As the size and complexity of NPYWC has grown, newer ways have emerged to incorporate Anangu specialist skills and knowledge.
Existing and new roles honour the history and core values of the model. They also incorporate culturally safe practice, and the key values of working and learning together.3‘Ngapartji Ngapartji; Working and Learning Together Workforce Development and Capability Framework,’ Ngaanyatjarra, Pitjantjatjara and Yankunytjatjara Women’s Council (NPYWC), published 2020, [link]
Decision making and service development
The NPYWC process is an example of how Aboriginal and Torres Strait Islander culture can go hand in hand with good corporate governance. NPYWC’s service development approach includes:
- Kulikatinyi: considering something over a long period of time – thinking
- Nyakuakatinyi: looking for something as one goes along – and deliberating
- Palyaalkatinyi: making something as one goes along – actioning.4‘Annual Report 2015-2016,’ Ngaanyatjarra, Pitjantjatjara and Yankunytjatjara Women’s Council (NPYWC), published 2017, [link]
This process makes sure that NPYWC services are continually reviewed and improved. It means that NPYWC services meet the needs of individuals and communities.

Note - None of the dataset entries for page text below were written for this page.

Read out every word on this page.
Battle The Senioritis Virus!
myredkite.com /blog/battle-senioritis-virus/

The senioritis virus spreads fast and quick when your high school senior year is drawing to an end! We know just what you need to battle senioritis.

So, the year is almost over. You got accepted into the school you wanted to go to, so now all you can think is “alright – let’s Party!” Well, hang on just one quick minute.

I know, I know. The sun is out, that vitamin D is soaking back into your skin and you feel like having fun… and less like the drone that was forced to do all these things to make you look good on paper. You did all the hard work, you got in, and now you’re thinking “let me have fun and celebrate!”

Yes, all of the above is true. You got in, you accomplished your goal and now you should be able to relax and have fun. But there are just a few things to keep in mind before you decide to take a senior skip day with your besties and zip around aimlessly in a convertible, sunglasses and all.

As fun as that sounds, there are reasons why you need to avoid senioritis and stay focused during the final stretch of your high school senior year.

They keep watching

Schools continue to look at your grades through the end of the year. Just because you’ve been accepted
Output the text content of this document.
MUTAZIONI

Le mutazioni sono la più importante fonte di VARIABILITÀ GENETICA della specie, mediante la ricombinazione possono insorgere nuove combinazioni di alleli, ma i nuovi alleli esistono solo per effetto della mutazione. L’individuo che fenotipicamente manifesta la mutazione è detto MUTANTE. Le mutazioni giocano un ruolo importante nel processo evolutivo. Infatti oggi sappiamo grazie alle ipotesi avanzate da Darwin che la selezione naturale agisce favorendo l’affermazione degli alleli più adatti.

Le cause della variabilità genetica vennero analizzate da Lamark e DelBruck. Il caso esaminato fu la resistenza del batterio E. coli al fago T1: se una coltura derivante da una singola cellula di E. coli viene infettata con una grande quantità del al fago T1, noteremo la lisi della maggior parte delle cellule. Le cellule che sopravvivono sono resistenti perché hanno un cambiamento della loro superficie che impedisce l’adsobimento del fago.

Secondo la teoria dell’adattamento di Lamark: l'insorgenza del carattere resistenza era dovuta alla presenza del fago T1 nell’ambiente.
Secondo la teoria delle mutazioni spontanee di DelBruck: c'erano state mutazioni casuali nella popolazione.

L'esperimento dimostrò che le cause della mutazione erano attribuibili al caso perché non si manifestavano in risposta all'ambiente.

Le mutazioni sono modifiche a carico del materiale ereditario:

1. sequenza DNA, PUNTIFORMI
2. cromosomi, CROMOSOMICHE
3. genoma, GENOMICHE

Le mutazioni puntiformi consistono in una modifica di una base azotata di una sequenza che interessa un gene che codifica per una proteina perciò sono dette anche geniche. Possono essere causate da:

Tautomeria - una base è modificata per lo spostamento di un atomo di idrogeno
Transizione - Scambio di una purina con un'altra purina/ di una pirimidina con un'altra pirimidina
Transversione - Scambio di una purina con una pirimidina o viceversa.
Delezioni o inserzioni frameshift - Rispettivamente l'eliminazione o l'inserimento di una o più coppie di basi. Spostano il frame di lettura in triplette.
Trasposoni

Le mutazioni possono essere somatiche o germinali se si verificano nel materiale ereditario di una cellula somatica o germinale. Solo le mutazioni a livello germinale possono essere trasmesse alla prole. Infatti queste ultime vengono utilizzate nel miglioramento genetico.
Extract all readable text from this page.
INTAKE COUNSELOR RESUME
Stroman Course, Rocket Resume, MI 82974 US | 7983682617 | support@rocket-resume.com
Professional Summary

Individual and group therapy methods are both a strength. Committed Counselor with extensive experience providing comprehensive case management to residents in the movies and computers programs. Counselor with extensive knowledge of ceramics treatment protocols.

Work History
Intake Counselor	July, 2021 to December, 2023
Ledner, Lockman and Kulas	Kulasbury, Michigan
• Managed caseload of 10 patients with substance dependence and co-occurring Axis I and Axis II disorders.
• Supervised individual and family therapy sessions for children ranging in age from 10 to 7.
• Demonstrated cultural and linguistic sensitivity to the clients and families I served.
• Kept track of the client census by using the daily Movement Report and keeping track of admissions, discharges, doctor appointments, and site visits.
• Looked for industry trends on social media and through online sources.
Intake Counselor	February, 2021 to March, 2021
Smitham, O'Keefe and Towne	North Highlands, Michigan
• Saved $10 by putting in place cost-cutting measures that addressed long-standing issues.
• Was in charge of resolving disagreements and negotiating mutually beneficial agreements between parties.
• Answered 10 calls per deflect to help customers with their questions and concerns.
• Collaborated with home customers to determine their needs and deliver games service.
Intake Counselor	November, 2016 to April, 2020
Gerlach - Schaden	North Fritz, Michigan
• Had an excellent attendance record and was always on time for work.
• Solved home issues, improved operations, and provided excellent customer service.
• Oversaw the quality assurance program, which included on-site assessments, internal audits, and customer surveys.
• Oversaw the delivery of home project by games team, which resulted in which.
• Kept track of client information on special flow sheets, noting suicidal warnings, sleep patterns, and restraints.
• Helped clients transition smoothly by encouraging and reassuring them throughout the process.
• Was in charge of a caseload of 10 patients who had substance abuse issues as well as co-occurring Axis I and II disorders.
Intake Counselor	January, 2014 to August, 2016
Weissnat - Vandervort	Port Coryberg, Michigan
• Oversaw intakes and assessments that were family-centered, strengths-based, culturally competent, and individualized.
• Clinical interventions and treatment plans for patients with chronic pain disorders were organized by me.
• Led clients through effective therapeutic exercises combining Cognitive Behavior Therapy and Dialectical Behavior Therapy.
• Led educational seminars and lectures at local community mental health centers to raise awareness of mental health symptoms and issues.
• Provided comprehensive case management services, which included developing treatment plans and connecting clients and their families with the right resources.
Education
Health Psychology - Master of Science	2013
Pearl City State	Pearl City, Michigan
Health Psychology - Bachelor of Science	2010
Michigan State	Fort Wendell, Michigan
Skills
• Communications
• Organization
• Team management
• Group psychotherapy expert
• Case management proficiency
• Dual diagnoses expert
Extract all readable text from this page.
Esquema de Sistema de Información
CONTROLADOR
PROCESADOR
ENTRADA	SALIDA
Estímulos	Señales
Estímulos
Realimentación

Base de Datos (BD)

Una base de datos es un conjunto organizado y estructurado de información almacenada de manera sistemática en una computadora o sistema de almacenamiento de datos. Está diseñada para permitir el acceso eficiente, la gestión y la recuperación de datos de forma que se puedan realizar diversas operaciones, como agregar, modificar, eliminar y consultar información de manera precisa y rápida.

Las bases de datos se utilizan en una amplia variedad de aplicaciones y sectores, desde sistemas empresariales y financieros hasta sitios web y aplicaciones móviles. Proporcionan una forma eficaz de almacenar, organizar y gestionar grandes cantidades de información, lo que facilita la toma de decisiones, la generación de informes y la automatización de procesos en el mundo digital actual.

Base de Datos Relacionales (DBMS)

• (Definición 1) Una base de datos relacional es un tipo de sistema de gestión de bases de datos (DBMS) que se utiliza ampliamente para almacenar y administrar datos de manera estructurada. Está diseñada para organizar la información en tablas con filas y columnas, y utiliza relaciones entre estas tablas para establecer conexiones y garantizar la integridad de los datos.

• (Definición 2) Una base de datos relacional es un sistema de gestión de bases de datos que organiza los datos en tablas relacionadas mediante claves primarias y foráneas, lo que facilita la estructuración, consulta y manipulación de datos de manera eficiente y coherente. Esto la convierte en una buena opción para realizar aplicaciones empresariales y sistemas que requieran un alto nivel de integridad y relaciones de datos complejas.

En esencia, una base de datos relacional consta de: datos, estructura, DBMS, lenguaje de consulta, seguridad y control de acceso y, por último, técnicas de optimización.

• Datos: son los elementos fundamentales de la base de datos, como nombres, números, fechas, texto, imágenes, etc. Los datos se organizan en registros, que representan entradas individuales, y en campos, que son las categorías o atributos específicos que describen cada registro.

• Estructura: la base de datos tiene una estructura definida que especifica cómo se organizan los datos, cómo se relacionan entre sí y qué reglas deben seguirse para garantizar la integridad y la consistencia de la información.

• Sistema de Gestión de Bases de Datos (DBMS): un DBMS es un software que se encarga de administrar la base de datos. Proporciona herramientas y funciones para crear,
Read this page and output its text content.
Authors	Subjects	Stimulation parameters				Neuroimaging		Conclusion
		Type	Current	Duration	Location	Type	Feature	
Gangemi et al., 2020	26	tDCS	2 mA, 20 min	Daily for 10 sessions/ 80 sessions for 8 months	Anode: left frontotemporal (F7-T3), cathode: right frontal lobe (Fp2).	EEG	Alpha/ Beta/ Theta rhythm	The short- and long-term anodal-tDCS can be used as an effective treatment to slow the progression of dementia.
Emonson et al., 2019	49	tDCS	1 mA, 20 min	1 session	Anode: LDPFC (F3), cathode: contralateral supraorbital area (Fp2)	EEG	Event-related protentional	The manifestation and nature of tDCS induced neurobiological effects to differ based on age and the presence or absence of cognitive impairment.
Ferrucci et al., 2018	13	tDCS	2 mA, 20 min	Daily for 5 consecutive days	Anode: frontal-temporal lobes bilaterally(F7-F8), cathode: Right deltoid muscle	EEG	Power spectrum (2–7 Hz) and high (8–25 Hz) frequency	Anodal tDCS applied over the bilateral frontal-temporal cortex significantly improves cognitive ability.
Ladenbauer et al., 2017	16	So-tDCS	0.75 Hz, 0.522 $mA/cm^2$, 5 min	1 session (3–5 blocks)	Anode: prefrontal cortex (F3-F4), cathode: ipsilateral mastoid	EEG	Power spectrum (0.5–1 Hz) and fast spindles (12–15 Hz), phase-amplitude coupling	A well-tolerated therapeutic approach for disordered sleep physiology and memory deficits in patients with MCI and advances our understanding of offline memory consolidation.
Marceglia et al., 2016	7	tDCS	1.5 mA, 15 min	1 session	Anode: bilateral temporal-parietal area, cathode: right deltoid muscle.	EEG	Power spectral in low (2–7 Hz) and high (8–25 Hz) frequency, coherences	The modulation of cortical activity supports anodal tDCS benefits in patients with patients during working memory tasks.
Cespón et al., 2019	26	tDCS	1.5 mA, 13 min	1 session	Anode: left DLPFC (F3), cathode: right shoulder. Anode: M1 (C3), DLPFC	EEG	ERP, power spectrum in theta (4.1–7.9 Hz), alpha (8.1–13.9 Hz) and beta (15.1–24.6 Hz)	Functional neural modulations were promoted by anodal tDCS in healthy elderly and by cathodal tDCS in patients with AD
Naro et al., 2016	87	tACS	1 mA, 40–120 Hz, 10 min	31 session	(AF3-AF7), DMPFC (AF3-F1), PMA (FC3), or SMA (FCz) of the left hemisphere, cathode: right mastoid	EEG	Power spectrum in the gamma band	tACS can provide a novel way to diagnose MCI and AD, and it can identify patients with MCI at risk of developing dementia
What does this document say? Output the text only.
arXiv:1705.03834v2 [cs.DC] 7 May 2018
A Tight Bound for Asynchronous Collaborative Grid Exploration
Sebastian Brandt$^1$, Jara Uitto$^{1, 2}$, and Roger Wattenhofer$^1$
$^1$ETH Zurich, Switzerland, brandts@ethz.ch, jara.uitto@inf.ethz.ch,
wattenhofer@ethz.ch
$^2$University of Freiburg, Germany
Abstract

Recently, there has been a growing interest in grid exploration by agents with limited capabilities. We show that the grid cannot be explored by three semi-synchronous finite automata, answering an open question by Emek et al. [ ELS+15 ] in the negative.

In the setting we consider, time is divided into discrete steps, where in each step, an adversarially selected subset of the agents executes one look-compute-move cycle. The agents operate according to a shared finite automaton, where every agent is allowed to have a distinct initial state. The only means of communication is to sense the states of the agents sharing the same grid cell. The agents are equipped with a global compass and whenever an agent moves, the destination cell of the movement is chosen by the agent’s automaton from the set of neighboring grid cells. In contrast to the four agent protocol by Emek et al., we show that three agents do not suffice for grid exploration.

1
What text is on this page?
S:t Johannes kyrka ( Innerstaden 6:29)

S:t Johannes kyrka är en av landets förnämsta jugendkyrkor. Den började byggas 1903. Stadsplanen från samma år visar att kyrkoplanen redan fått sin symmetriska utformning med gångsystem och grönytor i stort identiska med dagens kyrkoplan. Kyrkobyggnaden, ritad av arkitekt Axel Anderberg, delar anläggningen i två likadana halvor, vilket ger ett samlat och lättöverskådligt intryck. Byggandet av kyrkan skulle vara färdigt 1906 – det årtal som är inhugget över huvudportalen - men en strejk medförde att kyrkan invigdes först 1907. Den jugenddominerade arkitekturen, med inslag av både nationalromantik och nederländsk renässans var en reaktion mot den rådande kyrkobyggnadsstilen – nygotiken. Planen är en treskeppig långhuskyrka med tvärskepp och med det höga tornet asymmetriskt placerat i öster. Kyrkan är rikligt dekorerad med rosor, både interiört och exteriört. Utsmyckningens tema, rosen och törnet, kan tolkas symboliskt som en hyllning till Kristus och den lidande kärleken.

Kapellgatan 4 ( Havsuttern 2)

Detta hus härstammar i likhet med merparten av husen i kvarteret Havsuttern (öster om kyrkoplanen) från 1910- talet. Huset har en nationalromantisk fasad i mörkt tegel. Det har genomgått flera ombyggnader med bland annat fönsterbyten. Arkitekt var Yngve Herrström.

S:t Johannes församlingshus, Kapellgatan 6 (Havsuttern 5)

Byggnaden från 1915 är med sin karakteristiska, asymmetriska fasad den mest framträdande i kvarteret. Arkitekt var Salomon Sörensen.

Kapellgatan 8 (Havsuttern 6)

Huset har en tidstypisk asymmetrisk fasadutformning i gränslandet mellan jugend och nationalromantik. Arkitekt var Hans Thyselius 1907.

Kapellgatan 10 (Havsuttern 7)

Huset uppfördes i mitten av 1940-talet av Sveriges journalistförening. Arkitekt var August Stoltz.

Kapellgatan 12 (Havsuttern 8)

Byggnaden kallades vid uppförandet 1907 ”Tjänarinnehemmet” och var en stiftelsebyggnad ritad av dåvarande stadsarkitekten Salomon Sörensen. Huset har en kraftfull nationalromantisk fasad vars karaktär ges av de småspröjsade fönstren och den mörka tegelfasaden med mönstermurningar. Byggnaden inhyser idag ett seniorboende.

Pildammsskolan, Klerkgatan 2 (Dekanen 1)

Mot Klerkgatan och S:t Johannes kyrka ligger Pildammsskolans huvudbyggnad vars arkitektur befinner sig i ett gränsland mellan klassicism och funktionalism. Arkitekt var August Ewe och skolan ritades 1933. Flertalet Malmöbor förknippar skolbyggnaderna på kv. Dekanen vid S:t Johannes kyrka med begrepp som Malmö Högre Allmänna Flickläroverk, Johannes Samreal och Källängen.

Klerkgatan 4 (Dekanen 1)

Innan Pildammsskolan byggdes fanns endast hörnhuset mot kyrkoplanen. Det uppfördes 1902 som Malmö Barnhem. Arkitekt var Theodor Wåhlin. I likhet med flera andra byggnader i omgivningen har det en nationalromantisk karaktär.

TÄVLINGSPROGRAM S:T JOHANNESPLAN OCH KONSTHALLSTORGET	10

Kungka – NPYWC Annual Career Conference
Kungka is an annual conference held by the NPYWC for young Aboriginal and Torres Strait Islander women between 12 and 15 years of age. The conference provides young women with information and advice on education and employment pathways. Older, successful Aboriginal and Torres Strait Islander women come along to inspire and share their stories. Local women successful in their education and employment are also invited. They share their stories and speak to participants in their own language. Young women see positive examples of women strong in their culture and successful in their employment and education.
New staff members get an orientation of the organisation and the region they’re based in. They’re given detailed advice on Anangu culture and cultural differences. This includes saying no, avoidance relationships, sorry business, men’s business, women’s business and parenting ways.